A ce sujet, 3 containers de bouteilles plastiques recyclées en partance pour l’Europe ont d’ores et déjà été envoyés par la société NAMé Recycling.
C’est pour en savoir plus sur cette expédition, et celles à venir, que je suis allée à la rencontre de son directeur de développement : Mr Thomas Poelmans.
Qu’entend-t-on par recyclage de déchets plastiques ?
Il est d’abord important de savoir d’emblée qu’est-ce que c’est qu’un déchet. Pour le non-initié, un objet devient un déchet lorsqu’on veut s’en débarrasser. Cependant, ce qui peut être un déchet pour un tel ne l’est pas forcément pour un autre. Recycler c’est contribuer à la durabilité et à l’économie circulaire. C’est à dire qu’un produit n’est jamais vraiment un déchet. Prenons le cas d’un gobelet en plastique qui une fois utilisé peut être considéré comme un déchet à mettre à la poubelle. Or ce n’est pas vraiment tout à fait un déchet, car on peut le réutiliser pour fabriquer d’autres produits comme par exemple une bouteille, un autre gobelet, une souris d’ordinateur, etc.

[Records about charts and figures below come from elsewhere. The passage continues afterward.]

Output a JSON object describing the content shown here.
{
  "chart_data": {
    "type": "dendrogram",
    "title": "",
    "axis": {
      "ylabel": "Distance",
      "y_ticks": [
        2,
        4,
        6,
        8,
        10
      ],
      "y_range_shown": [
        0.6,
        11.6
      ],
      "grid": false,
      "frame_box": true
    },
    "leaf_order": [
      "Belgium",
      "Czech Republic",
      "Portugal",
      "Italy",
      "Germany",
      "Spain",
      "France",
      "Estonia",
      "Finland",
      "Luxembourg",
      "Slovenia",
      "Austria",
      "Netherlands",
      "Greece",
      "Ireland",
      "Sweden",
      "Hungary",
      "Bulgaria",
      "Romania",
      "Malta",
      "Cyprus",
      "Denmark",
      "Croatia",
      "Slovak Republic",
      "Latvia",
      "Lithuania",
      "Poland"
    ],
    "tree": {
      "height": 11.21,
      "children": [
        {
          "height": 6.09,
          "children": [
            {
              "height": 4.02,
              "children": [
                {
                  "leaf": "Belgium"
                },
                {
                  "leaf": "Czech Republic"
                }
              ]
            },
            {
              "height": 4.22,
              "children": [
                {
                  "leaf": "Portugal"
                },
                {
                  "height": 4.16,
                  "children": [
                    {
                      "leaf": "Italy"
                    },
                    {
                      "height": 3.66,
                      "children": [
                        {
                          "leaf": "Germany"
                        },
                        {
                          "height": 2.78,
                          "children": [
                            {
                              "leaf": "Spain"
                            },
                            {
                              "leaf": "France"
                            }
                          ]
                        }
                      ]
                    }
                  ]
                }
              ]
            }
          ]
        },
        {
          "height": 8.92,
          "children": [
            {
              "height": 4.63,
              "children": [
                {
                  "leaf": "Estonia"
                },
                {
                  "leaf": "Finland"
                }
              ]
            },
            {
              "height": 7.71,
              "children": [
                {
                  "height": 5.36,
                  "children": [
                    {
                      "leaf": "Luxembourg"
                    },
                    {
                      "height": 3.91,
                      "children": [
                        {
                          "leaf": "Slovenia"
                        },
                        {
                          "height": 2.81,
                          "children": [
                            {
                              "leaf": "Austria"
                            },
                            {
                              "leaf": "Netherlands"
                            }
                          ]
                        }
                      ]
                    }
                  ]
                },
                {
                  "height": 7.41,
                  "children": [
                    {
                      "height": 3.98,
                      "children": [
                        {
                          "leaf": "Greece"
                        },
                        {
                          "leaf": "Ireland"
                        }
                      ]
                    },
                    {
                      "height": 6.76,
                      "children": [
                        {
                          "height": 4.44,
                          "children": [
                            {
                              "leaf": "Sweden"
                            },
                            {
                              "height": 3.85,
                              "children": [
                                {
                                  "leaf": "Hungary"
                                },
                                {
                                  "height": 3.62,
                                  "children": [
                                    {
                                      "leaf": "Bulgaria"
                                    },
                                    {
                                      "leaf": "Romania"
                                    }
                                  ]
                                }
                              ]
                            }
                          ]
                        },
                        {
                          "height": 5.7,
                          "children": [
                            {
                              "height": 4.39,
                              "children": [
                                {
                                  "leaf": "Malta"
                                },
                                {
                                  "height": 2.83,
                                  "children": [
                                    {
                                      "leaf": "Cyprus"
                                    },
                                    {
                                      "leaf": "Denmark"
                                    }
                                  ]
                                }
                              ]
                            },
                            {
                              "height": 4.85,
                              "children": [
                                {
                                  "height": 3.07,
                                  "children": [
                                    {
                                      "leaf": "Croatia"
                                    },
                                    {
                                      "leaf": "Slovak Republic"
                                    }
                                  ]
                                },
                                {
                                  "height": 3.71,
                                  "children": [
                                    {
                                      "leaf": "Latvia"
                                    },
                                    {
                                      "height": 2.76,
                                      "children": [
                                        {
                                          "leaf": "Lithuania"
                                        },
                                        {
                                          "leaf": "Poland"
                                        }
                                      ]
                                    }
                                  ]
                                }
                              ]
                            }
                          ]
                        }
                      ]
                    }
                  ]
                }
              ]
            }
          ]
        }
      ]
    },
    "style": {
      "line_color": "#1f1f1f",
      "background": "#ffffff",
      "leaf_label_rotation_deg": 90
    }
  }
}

Donc, le recyclage c’est éviter de créer des déchets. On réutilise les objets en tant que matière première pour en faire de nouveaux objets. En d’autres termes, recycler c’est donner une deuxième vie aux matières premières. La première raison à cela est que l’on vit dans une pénurie des matières premières. Les ressources de la planète n’étant pas infinies, il faut faire preuve d’intelligence pour réutiliser les ressources qui sont déjà en circulation. La deuxième raison se situe au niveau des coûts de production d’un objet en plastique. Si on tient compte de tous les frais internes et externes, recycler un gobelet en plastique nécessite moins de ressources et peut coûter moins cher que la production d’un gobelet en plastique tiré directement de matières premières vierges.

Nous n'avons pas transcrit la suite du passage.